Background:
Drug discovery is a complex and expensive procedure involving several
timely and costly phases through which new potential pharmaceutical compounds must pass to get
approved. One of these critical steps is the identification and optimization of lead compounds,
which has been made more accessible by the introduction of computational methods, including
deep learning (DL) techniques. Diverse DL model architectures have been put forward to learn the
vast landscape of interaction between proteins and ligands and predict their affinity, helping in the
identification of lead compounds.
Objective:
This survey fills a gap in previous research by comprehensively analyzing the most
commonly used datasets and discussing their quality and limitations. It also offers a comprehensive
classification of the most recent DL methods in the context of protein-ligand binding affinity
prediction, providing a fresh perspective on this evolving field.
Methods:
We thoroughly examine commonly used datasets for BAP and their inherent characteristics.
Our exploration extends to various preprocessing steps and DL techniques, including graph
neural networks, convolutional neural networks, and transformers, which are found in the literature.

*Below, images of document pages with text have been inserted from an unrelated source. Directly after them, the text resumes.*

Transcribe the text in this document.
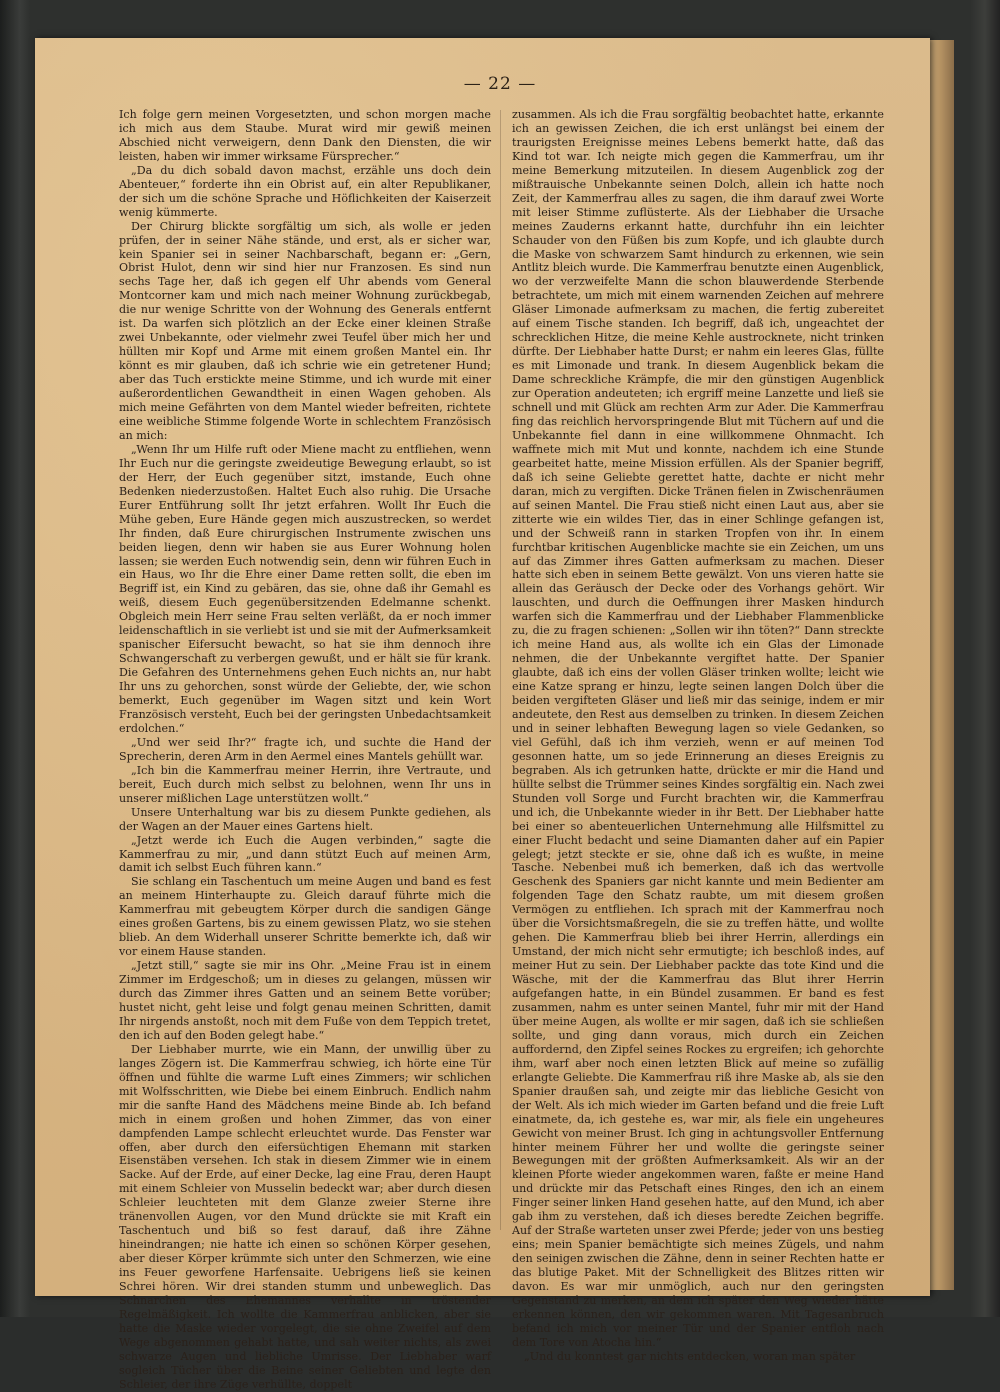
— 22 —

Ich folge gern meinen Vorgesetzten, und schon morgen mache ich mich aus dem Staube. Murat wird mir gewiß meinen Abschied nicht verweigern, denn Dank den Diensten, die wir leisten, haben wir immer wirksame Fürsprecher.“

„Da du dich sobald davon machst, erzähle uns doch dein Abenteuer,“ forderte ihn ein Obrist auf, ein alter Republikaner, der sich um die schöne Sprache und Höflichkeiten der Kaiserzeit wenig kümmerte.

Der Chirurg blickte sorgfältig um sich, als wolle er jeden prüfen, der in seiner Nähe stände, und erst, als er sicher war, kein Spanier sei in seiner Nachbarschaft, begann er: „Gern, Obrist Hulot, denn wir sind hier nur Franzosen. Es sind nun sechs Tage her, daß ich gegen elf Uhr abends vom General Montcorner kam und mich nach meiner Wohnung zurückbegab, die nur wenige Schritte von der Wohnung des Generals entfernt ist. Da warfen sich plötzlich an der Ecke einer kleinen Straße zwei Unbekannte, oder vielmehr zwei Teufel über mich her und hüllten mir Kopf und Arme mit einem großen Mantel ein. Ihr könnt es mir glauben, daß ich schrie wie ein getretener Hund; aber das Tuch erstickte meine Stimme, und ich wurde mit einer außerordentlichen Gewandtheit in einen Wagen gehoben. Als mich meine Gefährten von dem Mantel wieder befreiten, richtete eine weibliche Stimme folgende Worte in schlechtem Französisch an mich:

„Wenn Ihr um Hilfe ruft oder Miene macht zu entfliehen, wenn Ihr Euch nur die geringste zweideutige Bewegung erlaubt, so ist der Herr, der Euch gegenüber sitzt, imstande, Euch ohne Bedenken niederzustoßen. Haltet Euch also ruhig. Die Ursache Eurer Entführung sollt Ihr jetzt erfahren. Wollt Ihr Euch die Mühe geben, Eure Hände gegen mich auszustrecken, so werdet Ihr finden, daß Eure chirurgischen Instrumente zwischen uns beiden liegen, denn wir haben sie aus Eurer Wohnung holen lassen; sie werden Euch notwendig sein, denn wir führen Euch in ein Haus, wo Ihr die Ehre einer Dame retten sollt, die eben im Begriff ist, ein Kind zu gebären, das sie, ohne daß ihr Gemahl es weiß, diesem Euch gegenübersitzenden Edelmanne schenkt. Obgleich mein Herr seine Frau selten verläßt, da er noch immer leidenschaftlich in sie verliebt ist und sie mit der Aufmerksamkeit spanischer Eifersucht bewacht, so hat sie ihm dennoch ihre Schwangerschaft zu verbergen gewußt, und er hält sie für krank. Die Gefahren des Unternehmens gehen Euch nichts an, nur habt Ihr uns zu gehorchen, sonst würde der Geliebte, der, wie schon bemerkt, Euch gegenüber im Wagen sitzt und kein Wort Französisch versteht, Euch bei der geringsten Unbedachtsamkeit erdolchen.“

„Und wer seid Ihr?“ fragte ich, und suchte die Hand der Sprecherin, deren Arm in den Aermel eines Mantels gehüllt war.

„Ich bin die Kammerfrau meiner Herrin, ihre Vertraute, und bereit, Euch durch mich selbst zu belohnen, wenn Ihr uns in unserer mißlichen Lage unterstützen wollt.“

Unsere Unterhaltung war bis zu diesem Punkte gediehen, als der Wagen an der Mauer eines Gartens hielt.

„Jetzt werde ich Euch die Augen verbinden,“ sagte die Kammerfrau zu mir, „und dann stützt Euch auf meinen Arm, damit ich selbst Euch führen kann.“

Sie schlang ein Taschentuch um meine Augen und band es fest an meinem Hinterhaupte zu. Gleich darauf führte mich die Kammerfrau mit gebeugtem Körper durch die sandigen Gänge eines großen Gartens, bis zu einem gewissen Platz, wo sie stehen blieb. An dem Widerhall unserer Schritte bemerkte ich, daß wir vor einem Hause standen.

„Jetzt still,“ sagte sie mir ins Ohr. „Meine Frau ist in einem Zimmer im Erdgeschoß; um in dieses zu gelangen, müssen wir durch das Zimmer ihres Gatten und an seinem Bette vorüber; hustet nicht, geht leise und folgt genau meinen Schritten, damit Ihr nirgends anstoßt, noch mit dem Fuße von dem Teppich tretet, den ich auf den Boden gelegt habe.“

Der Liebhaber murrte, wie ein Mann, der unwillig über zu langes Zögern ist. Die Kammerfrau schwieg, ich hörte eine Tür öffnen und fühlte die warme Luft eines Zimmers; wir schlichen mit Wolfsschritten, wie Diebe bei einem Einbruch. Endlich nahm mir die sanfte Hand des Mädchens meine Binde ab. Ich befand mich in einem großen und hohen Zimmer, das von einer dampfenden Lampe schlecht erleuchtet wurde. Das Fenster war offen, aber durch den eifersüchtigen Ehemann mit starken Eisenstäben versehen. Ich stak in diesem Zimmer wie in einem Sacke. Auf der Erde, auf einer Decke, lag eine Frau, deren Haupt mit einem Schleier von Musselin bedeckt war; aber durch diesen Schleier leuchteten mit dem Glanze zweier Sterne ihre tränenvollen Augen, vor den Mund drückte sie mit Kraft ein Taschentuch und biß so fest darauf, daß ihre Zähne hineindrangen; nie hatte ich einen so schönen Körper gesehen, aber dieser Körper krümmte sich unter den Schmerzen, wie eine ins Feuer geworfene Harfensaite. Uebrigens ließ sie keinen Schrei hören. Wir drei standen stumm und unbeweglich. Das Schnarchen des Ehemannes verhallte in tröstender Regelmäßigkeit. Ich wollte die Kammerfrau anblicken, aber sie hatte die Maske wieder vorgelegt, die sie ohne Zweifel auf dem Wege abgenommen gehabt hatte, und sah weiter nichts, als zwei schwarze Augen und liebliche Umrisse. Der Liebhaber warf sogleich Tücher über die Beine seiner Geliebten und legte den Schleier, der ihre Züge verhüllte, doppelt

zusammen. Als ich die Frau sorgfältig beobachtet hatte, erkannte ich an gewissen Zeichen, die ich erst unlängst bei einem der traurigsten Ereignisse meines Lebens bemerkt hatte, daß das Kind tot war. Ich neigte mich gegen die Kammerfrau, um ihr meine Bemerkung mitzuteilen. In diesem Augenblick zog der mißtrauische Unbekannte seinen Dolch, allein ich hatte noch Zeit, der Kammerfrau alles zu sagen, die ihm darauf zwei Worte mit leiser Stimme zuflüsterte. Als der Liebhaber die Ursache meines Zauderns erkannt hatte, durchfuhr ihn ein leichter Schauder von den Füßen bis zum Kopfe, und ich glaubte durch die Maske von schwarzem Samt hindurch zu erkennen, wie sein Antlitz bleich wurde. Die Kammerfrau benutzte einen Augenblick, wo der verzweifelte Mann die schon blauwerdende Sterbende betrachtete, um mich mit einem warnenden Zeichen auf mehrere Gläser Limonade aufmerksam zu machen, die fertig zubereitet auf einem Tische standen. Ich begriff, daß ich, ungeachtet der schrecklichen Hitze, die meine Kehle austrocknete, nicht trinken dürfte. Der Liebhaber hatte Durst; er nahm ein leeres Glas, füllte es mit Limonade und trank. In diesem Augenblick bekam die Dame schreckliche Krämpfe, die mir den günstigen Augenblick zur Operation andeuteten; ich ergriff meine Lanzette und ließ sie schnell und mit Glück am rechten Arm zur Ader. Die Kammerfrau fing das reichlich hervorspringende Blut mit Tüchern auf und die Unbekannte fiel dann in eine willkommene Ohnmacht. Ich waffnete mich mit Mut und konnte, nachdem ich eine Stunde gearbeitet hatte, meine Mission erfüllen. Als der Spanier begriff, daß ich seine Geliebte gerettet hatte, dachte er nicht mehr daran, mich zu vergiften. Dicke Tränen fielen in Zwischenräumen auf seinen Mantel. Die Frau stieß nicht einen Laut aus, aber sie zitterte wie ein wildes Tier, das in einer Schlinge gefangen ist, und der Schweiß rann in starken Tropfen von ihr. In einem furchtbar kritischen Augenblicke machte sie ein Zeichen, um uns auf das Zimmer ihres Gatten aufmerksam zu machen. Dieser hatte sich eben in seinem Bette gewälzt. Von uns vieren hatte sie allein das Geräusch der Decke oder des Vorhangs gehört. Wir lauschten, und durch die Oeffnungen ihrer Masken hindurch warfen sich die Kammerfrau und der Liebhaber Flammenblicke zu, die zu fragen schienen: „Sollen wir ihn töten?“ Dann streckte ich meine Hand aus, als wollte ich ein Glas der Limonade nehmen, die der Unbekannte vergiftet hatte. Der Spanier glaubte, daß ich eins der vollen Gläser trinken wollte; leicht wie eine Katze sprang er hinzu, legte seinen langen Dolch über die beiden vergifteten Gläser und ließ mir das seinige, indem er mir andeutete, den Rest aus demselben zu trinken. In diesem Zeichen und in seiner lebhaften Bewegung lagen so viele Gedanken, so viel Gefühl, daß ich ihm verzieh, wenn er auf meinen Tod gesonnen hatte, um so jede Erinnerung an dieses Ereignis zu begraben. Als ich getrunken hatte, drückte er mir die Hand und hüllte selbst die Trümmer seines Kindes sorgfältig ein. Nach zwei Stunden voll Sorge und Furcht brachten wir, die Kammerfrau und ich, die Unbekannte wieder in ihr Bett. Der Liebhaber hatte bei einer so abenteuerlichen Unternehmung alle Hilfsmittel zu einer Flucht bedacht und seine Diamanten daher auf ein Papier gelegt; jetzt steckte er sie, ohne daß ich es wußte, in meine Tasche. Nebenbei muß ich bemerken, daß ich das wertvolle Geschenk des Spaniers gar nicht kannte und mein Bedienter am folgenden Tage den Schatz raubte, um mit diesem großen Vermögen zu entfliehen. Ich sprach mit der Kammerfrau noch über die Vorsichtsmaßregeln, die sie zu treffen hätte, und wollte gehen. Die Kammerfrau blieb bei ihrer Herrin, allerdings ein Umstand, der mich nicht sehr ermutigte; ich beschloß indes, auf meiner Hut zu sein. Der Liebhaber packte das tote Kind und die Wäsche, mit der die Kammerfrau das Blut ihrer Herrin aufgefangen hatte, in ein Bündel zusammen. Er band es fest zusammen, nahm es unter seinen Mantel, fuhr mir mit der Hand über meine Augen, als wollte er mir sagen, daß ich sie schließen sollte, und ging dann voraus, mich durch ein Zeichen auffordernd, den Zipfel seines Rockes zu ergreifen; ich gehorchte ihm, warf aber noch einen letzten Blick auf meine so zufällig erlangte Geliebte. Die Kammerfrau riß ihre Maske ab, als sie den Spanier draußen sah, und zeigte mir das liebliche Gesicht von der Welt. Als ich mich wieder im Garten befand und die freie Luft einatmete, da, ich gestehe es, war mir, als fiele ein ungeheures Gewicht von meiner Brust. Ich ging in achtungsvoller Entfernung hinter meinem Führer her und wollte die geringste seiner Bewegungen mit der größten Aufmerksamkeit. Als wir an der kleinen Pforte wieder angekommen waren, faßte er meine Hand und drückte mir das Petschaft eines Ringes, den ich an einem Finger seiner linken Hand gesehen hatte, auf den Mund, ich aber gab ihm zu verstehen, daß ich dieses beredte Zeichen begriffe. Auf der Straße warteten unser zwei Pferde; jeder von uns bestieg eins; mein Spanier bemächtigte sich meines Zügels, und nahm den seinigen zwischen die Zähne, denn in seiner Rechten hatte er das blutige Paket. Mit der Schnelligkeit des Blitzes ritten wir davon. Es war mir unmöglich, auch nur den geringsten Gegenstand zu merken, an dem ich später den Weg wieder hätte erkennen können, den wir gekommen waren. Mit Tagesanbruch befand ich mich vor meiner Tür und der Spanier entfloh nach dem Tore von Atocha hin.“

„Und du konntest gar nichts entdecken, woran man später
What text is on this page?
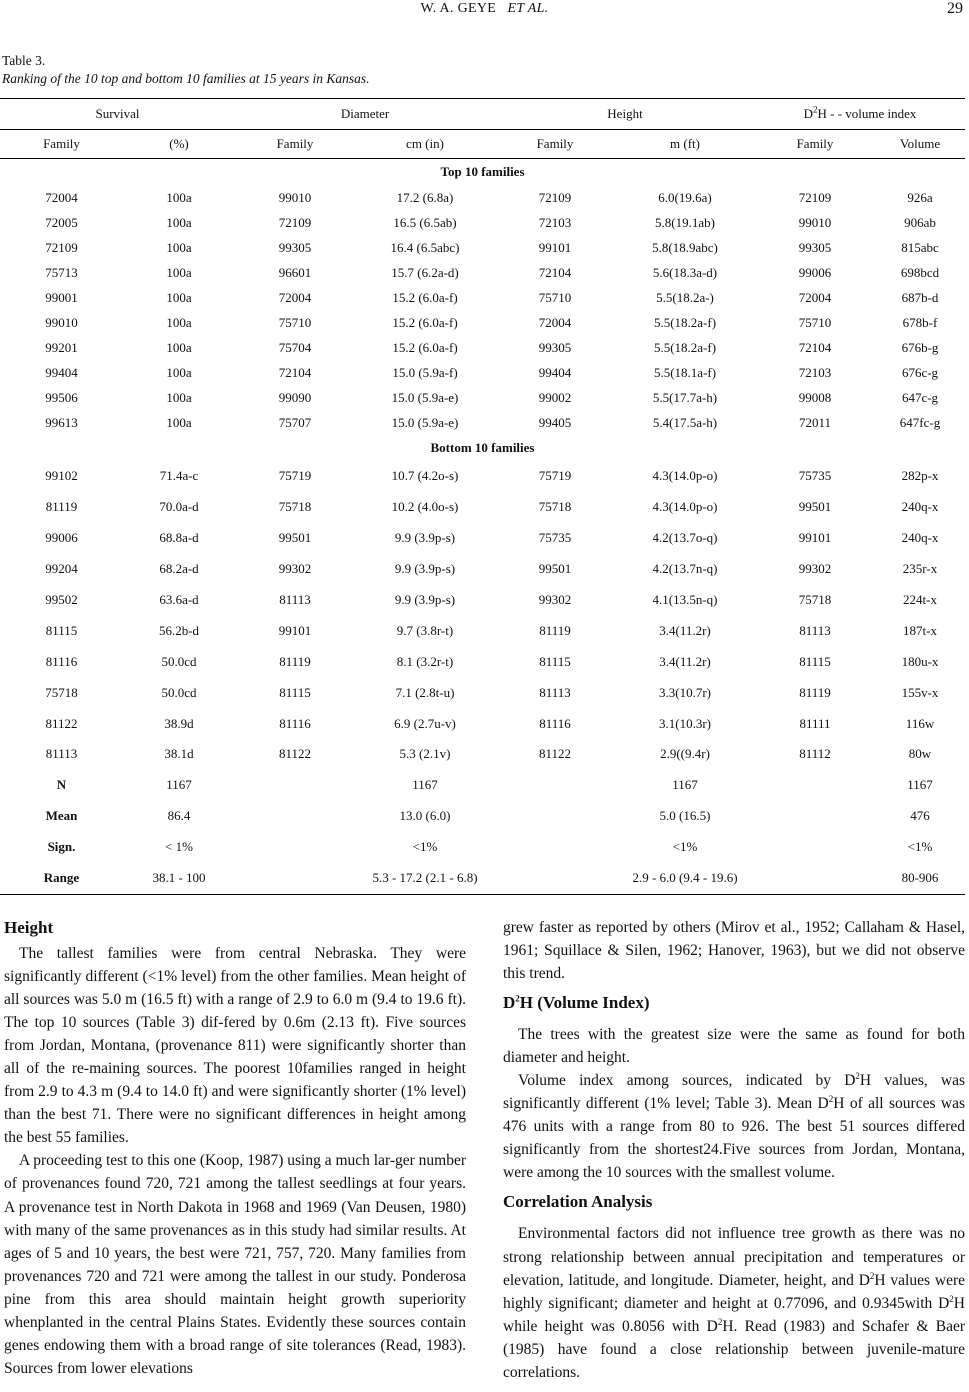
W. A. GEYE ET AL.	29
Table 3.
Ranking of the 10 top and bottom 10 families at 15 years in Kansas.
Survival		Diameter		Height		$D^2H$ - - volume index	
Family	(%)	Family	cm (in)	Family	m (ft)	Family	Volume
Top 10 families							
72004	100a	99010	17.2 (6.8a)	72109	6.0(19.6a)	72109	926a
72005	100a	72109	16.5 (6.5ab)	72103	5.8(19.1ab)	99010	906ab
72109	100a	99305	16.4 (6.5abc)	99101	5.8(18.9abc)	99305	815abc
75713	100a	96601	15.7 (6.2a-d)	72104	5.6(18.3a-d)	99006	698bcd
99001	100a	72004	15.2 (6.0a-f)	75710	5.5(18.2a-)	72004	687b-d
99010	100a	75710	15.2 (6.0a-f)	72004	5.5(18.2a-f)	75710	678b-f
99201	100a	75704	15.2 (6.0a-f)	99305	5.5(18.2a-f)	72104	676b-g
99404	100a	72104	15.0 (5.9a-f)	99404	5.5(18.1a-f)	72103	676c-g
99506	100a	99090	15.0 (5.9a-e)	99002	5.5(17.7a-h)	99008	647c-g
99613	100a	75707	15.0 (5.9a-e)	99405	5.4(17.5a-h)	72011	647fc-g
Bottom 10 families							
99102	71.4a-c	75719	10.7 (4.2o-s)	75719	4.3(14.0p-o)	75735	282p-x
81119	70.0a-d	75718	10.2 (4.0o-s)	75718	4.3(14.0p-o)	99501	240q-x
99006	68.8a-d	99501	9.9 (3.9p-s)	75735	4.2(13.7o-q)	99101	240q-x
99204	68.2a-d	99302	9.9 (3.9p-s)	99501	4.2(13.7n-q)	99302	235r-x
99502	63.6a-d	81113	9.9 (3.9p-s)	99302	4.1(13.5n-q)	75718	224t-x
81115	56.2b-d	99101	9.7 (3.8r-t)	81119	3.4(11.2r)	81113	187t-x
81116	50.0cd	81119	8.1 (3.2r-t)	81115	3.4(11.2r)	81115	180u-x
75718	50.0cd	81115	7.1 (2.8t-u)	81113	3.3(10.7r)	81119	155v-x
81122	38.9d	81116	6.9 (2.7u-v)	81116	3.1(10.3r)	81111	116w
81113	38.1d	81122	5.3 (2.1v)	81122	2.9((9.4r)	81112	80w
N	1167		1167		1167		1167
Mean	86.4		13.0 (6.0)		5.0 (16.5)		476
Sign.	< 1%		<1%		<1%		<1%
Range	38.1 - 100		5.3 - 17.2 (2.1 - 6.8)		2.9 - 6.0 (9.4 - 19.6)		80-906
Height

The tallest families were from central Nebraska. They were significantly different (<1% level) from the other families. Mean height of all sources was 5.0 m (16.5 ft) with a range of 2.9 to 6.0 m (9.4 to 19.6 ft). The top 10 sources (Table 3) dif-fered by 0.6m (2.13 ft). Five sources from Jordan, Montana, (provenance 811) were significantly shorter than all of the re-maining sources. The poorest 10families ranged in height from 2.9 to 4.3 m (9.4 to 14.0 ft) and were significantly shorter (1% level) than the best 71. There were no significant differences in height among the best 55 families.

A proceeding test to this one (Koop, 1987) using a much lar-ger number of provenances found 720, 721 among the tallest seedlings at four years. A provenance test in North Dakota in 1968 and 1969 (Van Deusen, 1980) with many of the same provenances as in this study had similar results. At ages of 5 and 10 years, the best were 721, 757, 720. Many families from provenances 720 and 721 were among the tallest in our study. Ponderosa pine from this area should maintain height growth superiority whenplanted in the central Plains States. Evidently these sources contain genes endowing them with a broad range of site tolerances (Read, 1983). Sources from lower elevations

grew faster as reported by others (Mirov et al., 1952; Callaham & Hasel, 1961; Squillace & Silen, 1962; Hanover, 1963), but we did not observe this trend.

$D^2H$ (Volume Index)

The trees with the greatest size were the same as found for both diameter and height.

Volume index among sources, indicated by $D^2H$ values, was significantly different (1% level; Table 3). Mean $D^2H$ of all sources was 476 units with a range from 80 to 926. The best 51 sources differed significantly from the shortest24.Five sources from Jordan, Montana, were among the 10 sources with the smallest volume.

Correlation Analysis

Environmental factors did not influence tree growth as there was no strong relationship between annual precipitation and temperatures or elevation, latitude, and longitude. Diameter, height, and $D^2H$ values were highly significant; diameter and height at 0.77096, and 0.9345with $D^2H$ while height was 0.8056 with $D^2H$. Read (1983) and Schafer & Baer (1985) have found a close relationship between juvenile-mature correlations.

We conducted extensive literature research to ensure that the most recent deep learning approaches
for BAP were included by the time of writing this manuscript.
Results:
The systematic approach used for the present study highlighted inherent challenges to
BAP via DL, such as data quality, model interpretability, and explainability, and proposed considerations
for future research directions. We present valuable insights to accelerate the development
of more effective and reliable DL models for BAP within the research community.
Conclusion:
The present study can considerably enhance future research on predicting affinity between
protein and ligand molecules, hence further improving the overall drug development process.